Le représentant a ensuite détaillé les efforts du Japon pour intégrer les perspectives des femmes, des jeunes et des zones rurales dans ses initiatives de gouvernance. Il a notamment souligné l’importance du programme pour les femmes et la paix et la sécurité. Le Japon prévoit en outre de lancer un programme pour former la prochaine génération de leaders dans le domaine du genre. En parallèle, il s’engage à promouvoir les jeunes talents, à soutenir la recherche et à organiser des forums pour les jeunes chercheurs.
Sur la question du désarmement nucléaire, un sujet central pour le Japon dans un contexte de risque de prolifération croissant, le délégué a mis en avant les efforts continus de son pays. Il a ainsi évoqué le plan d’action d’Hiroshima, une initiative visant à renforcer des actions concrètes et réalistes pour un monde sans armes nucléaires. Il a aussi souligné l’importance de la dénucléarisation de la Corée du Nord, appelant à une mise en œuvre complète des résolutions du Conseil de sécurité et à la normalisation des relations entre les deux pays. Il a ensuite mis en garde contre les nouveaux défis posés par les technologies émergentes, notamment les systèmes d’armes autonomes. Le Japon participera activement à l’élaboration de règles internationales afin de concilier les perspectives humanitaires et sécuritaires. Il a également souligné l’importance croissante de la coopération numérique internationale, en particulier sur l’intelligence artificielle (IA). L’initiative japonaise Hiroshima AI Processvise ainsi à établir une IA sûre et digne de confiance.
Le délégué a insisté sur la nécessité d’une gouvernance internationale renforcée face aux enjeux climatiques. Le Japon s’est engagé à atteindre la neutralité carbone d’ici à 2050 et a souligné l’importance de l’initiative asiatique pour la décarbonation, Asia Zero Emission Community, qui vise à concilier croissance économique et sécurité énergétique dans la région.
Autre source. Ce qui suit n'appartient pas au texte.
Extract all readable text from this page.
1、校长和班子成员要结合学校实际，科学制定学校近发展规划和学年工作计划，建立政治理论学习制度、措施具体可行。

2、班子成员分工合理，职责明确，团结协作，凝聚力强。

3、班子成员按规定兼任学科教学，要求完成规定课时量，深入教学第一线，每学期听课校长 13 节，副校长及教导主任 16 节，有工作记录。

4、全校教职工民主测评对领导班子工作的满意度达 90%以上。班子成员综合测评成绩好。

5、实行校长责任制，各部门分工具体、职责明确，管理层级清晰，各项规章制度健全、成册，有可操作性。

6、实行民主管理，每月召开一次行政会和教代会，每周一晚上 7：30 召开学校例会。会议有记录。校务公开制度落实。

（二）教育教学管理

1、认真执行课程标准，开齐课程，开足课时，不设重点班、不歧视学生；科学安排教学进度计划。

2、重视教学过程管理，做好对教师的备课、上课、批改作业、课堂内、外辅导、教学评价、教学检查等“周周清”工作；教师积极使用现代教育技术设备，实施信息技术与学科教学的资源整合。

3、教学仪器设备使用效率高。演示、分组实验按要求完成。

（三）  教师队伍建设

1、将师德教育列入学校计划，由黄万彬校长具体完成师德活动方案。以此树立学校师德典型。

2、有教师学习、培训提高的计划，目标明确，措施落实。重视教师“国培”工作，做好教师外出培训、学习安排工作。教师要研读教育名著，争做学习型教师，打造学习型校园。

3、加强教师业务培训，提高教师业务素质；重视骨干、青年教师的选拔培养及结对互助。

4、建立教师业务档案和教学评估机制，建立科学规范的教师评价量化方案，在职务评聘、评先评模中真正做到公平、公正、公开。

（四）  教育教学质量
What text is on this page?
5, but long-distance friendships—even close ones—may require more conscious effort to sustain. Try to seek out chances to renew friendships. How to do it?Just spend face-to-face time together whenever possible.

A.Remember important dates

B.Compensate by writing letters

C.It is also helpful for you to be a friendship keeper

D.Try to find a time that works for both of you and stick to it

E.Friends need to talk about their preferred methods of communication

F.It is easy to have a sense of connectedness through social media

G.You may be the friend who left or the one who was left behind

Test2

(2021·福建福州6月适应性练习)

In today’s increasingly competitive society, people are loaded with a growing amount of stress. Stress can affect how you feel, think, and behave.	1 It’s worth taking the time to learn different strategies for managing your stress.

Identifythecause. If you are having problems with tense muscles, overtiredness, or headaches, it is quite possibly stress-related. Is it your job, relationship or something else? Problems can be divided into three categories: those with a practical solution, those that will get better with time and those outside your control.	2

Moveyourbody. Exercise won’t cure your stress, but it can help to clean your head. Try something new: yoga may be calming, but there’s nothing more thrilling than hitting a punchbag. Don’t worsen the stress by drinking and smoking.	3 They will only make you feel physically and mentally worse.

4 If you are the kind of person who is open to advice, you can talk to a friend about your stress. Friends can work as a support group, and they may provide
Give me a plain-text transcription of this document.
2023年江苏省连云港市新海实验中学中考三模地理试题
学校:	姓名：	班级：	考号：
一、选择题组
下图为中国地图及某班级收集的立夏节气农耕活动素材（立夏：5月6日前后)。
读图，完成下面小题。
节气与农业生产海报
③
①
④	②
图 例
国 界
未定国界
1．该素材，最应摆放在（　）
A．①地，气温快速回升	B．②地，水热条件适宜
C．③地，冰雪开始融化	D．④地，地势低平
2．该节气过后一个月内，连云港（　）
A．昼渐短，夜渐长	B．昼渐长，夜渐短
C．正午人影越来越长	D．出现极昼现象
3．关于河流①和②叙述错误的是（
Selon lui, le Japon met ainsi en œuvre une « nouvelle forme de capitalisme » pour répondre à la crise climatique. Enfin, il a évoqué les efforts de son pays pour appuyer les systèmes de gouvernance inclusifs dans les pays en développement, en particulier en Afrique, afin de favoriser la stabilité et le développement durable. Le Japon continuera de soutenir les infrastructures économiques et sociales de ces pays, notamment par des projets de gestion fiscale, de facilitation du commerce et de renforcement des capacités administratives et judiciaires. Le délégué a conclu en évoquant la neuvième édition de la Conférence internationale de Tokyo sur le développement de l’Afrique, qui se tiendra à Yokohama en 2025.
Le droit de réponse a été exercé par l’Équateur, la Chine, le Pakistan, l’Éthiopie, l’Arménie, les Philippines et l’Azerbaïdjan; les délégations chinoise et philippine en ayant fait usage à deux reprises.